Plessner is able to catch that (and much more) in terms of the existential structure of the human, though, and can explain why the building of a nest is different from the building of a house (beyond the scope of this answer).
Technical details of the philosophical background
To give a more technical description of natural artificiality based on Plessner's book The Levels of the Organic and the Human from 1928 (English translation by Millay Hyatt forthcoming):
The distance from the lived physical body [Körperleib], the not being setted in its own physical living, leaves the excentrically positioned being in a situation where it stands in opposition to the vital processes of interaction between its organism and its surroundings: it is driven into existentialism, has to ask how to live and what to do (ibid:309). In an excentrically positioned being, a distance between the subject of the act and the subject-core of the living thing is its constitutive principle (ibid:296–97): it has to actively make the vital life its own life because it is not “going through” the subject of the act simply by virtue of its positional character.
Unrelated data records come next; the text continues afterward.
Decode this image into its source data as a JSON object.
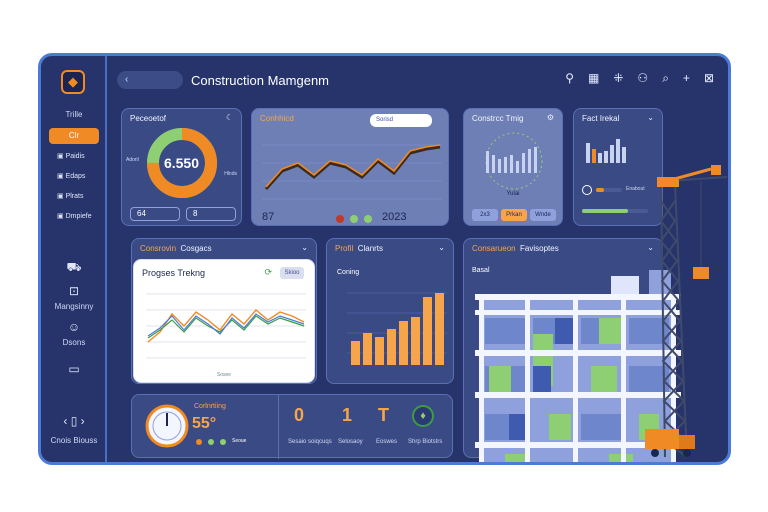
{
  "app": {
    "title": "Construction Mamgenm",
    "logo": "shield-logo"
  },
  "topbar": {
    "back_label": "‹",
    "icons": [
      "location-icon",
      "calendar-icon",
      "grid-icon",
      "user-icon",
      "search-icon",
      "add-icon",
      "expand-icon"
    ]
  },
  "sidebar": {
    "heading": "Trille",
    "active_item": "Clr",
    "items": [
      "Paidis",
      "Edaps",
      "Plrats",
      "Dmpiefe"
    ],
    "lower_items": [
      "Mangsinny",
      "Dsons"
    ],
    "footer_label": "Cnois Biouss"
  },
  "cards": {
    "donut": {
      "title": "Peceoetof",
      "value": "6.550",
      "left_label": "Adoril",
      "right_label": "Hlnds",
      "pill_left": "64     ",
      "pill_right": "8    ",
      "percent": 0.75
    },
    "line_top": {
      "title": "Conhhicd",
      "search_placeholder": "Sorisd",
      "left_val": "87",
      "right_val": "2023"
    },
    "tracking": {
      "title": "Constrcc Tmig",
      "footer": "Yulai",
      "btn_left": "2x3",
      "btn_mid": "Prkan",
      "btn_right": "Wnde"
    },
    "fast": {
      "title": "Fact Irekal",
      "bar1_label": "Enabout",
      "bar1": 0.3,
      "bar2": 0.7
    },
    "progress_header": {
      "title": "Consrovin",
      "subtitle": "Cosgacs"
    },
    "progress": {
      "title": "Progses Trekng",
      "btn": "Skioo",
      "xcap": "Sosee"
    },
    "profit": {
      "title": "Profil",
      "subtitle": "Clanrts",
      "sub_label": "Coning",
      "values": [
        30,
        40,
        35,
        45,
        55,
        60,
        85,
        90
      ]
    },
    "consruction": {
      "title": "Consarueon",
      "subtitle": "Favisoptes",
      "sub_label": "Basal"
    },
    "bottom": {
      "title": "Corlnrtiing",
      "gauge_percent": "55°",
      "legend": "Seoue",
      "stats": [
        {
          "value": "0",
          "caption": "Sesaio soiqcuqs"
        },
        {
          "value": "1",
          "caption": "Selosaoy"
        },
        {
          "value": "T",
          "caption": "Eoswes"
        },
        {
          "value": "",
          "caption": "Shrp Biotstrs"
        }
      ]
    }
  },
  "colors": {
    "accent": "#f08a24",
    "panel": "#26346b",
    "card": "#3a4a85",
    "green": "#8fcf74",
    "blue_line": "#4b7bd6"
  }
}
Animals are standing right in their vital processes, they are grounded in nature and carried by it, resting in it. The being of excentric positionality, on the other hand, does not have a complete “natural grounding” in that sense as only one half – the physical lived body – is grounded in nature: the grounding for the other half has to be established by itself so that it can live its life carried by what it established and nature (ibid:316–17). The balance of the whole that was provided by purely organic means for the plant and the animal (ibid:219) is lost because the whole of human existence is not inside the organism. In other words: the human has to “make himself into what he already is” (ibid:309) because of a “constitutive lack of balance “ (ibid:316, see also 321) immanent in excentric positionality.
As the whole of the human existence is not carried by the organism alone, it is only “natural” that the human tries to establish something in the world that corresponds to this not (already) being nature, a second nature or culture (ibid:310–11). And the only thing that can correspond to the nothingness of the nowhere/never of excentricity is something that is not positively given as such (ibid).
Only then, the human being can actively, spontaneously, as a subject determine the conditions in which the vital life has to fit and sets its life circle – as both excentric and corporeal being – into freedom by closing it in its excentric subject: humans perform their life as both excentric and corporeal, or lead their life as a whole [Ganzheit] – subject and physical lived body in equilibrium – only by living under conditions that they themselves formed (ibid:316).
In other words: Only if the requirements of the excentric positionality are satisfied, the excentrically positioned being can set itself into the subject-core of its corporeal existence and “be itself”, i.e. an “I” (ibid:392,325–26). Their form of organisation is excentric (ibid:193,307) and building itself a home is the only way the excentric life-form can live its organic life: It is artificial by nature.
At the same time, it cannot escape the corporeal bounds, has to live its life as the "I" that it is, which is setted in its corporeal existence it has become. Without identifying with one's corporeal existence, life cannot be lived. And the end of the corporeal existence is the end of life.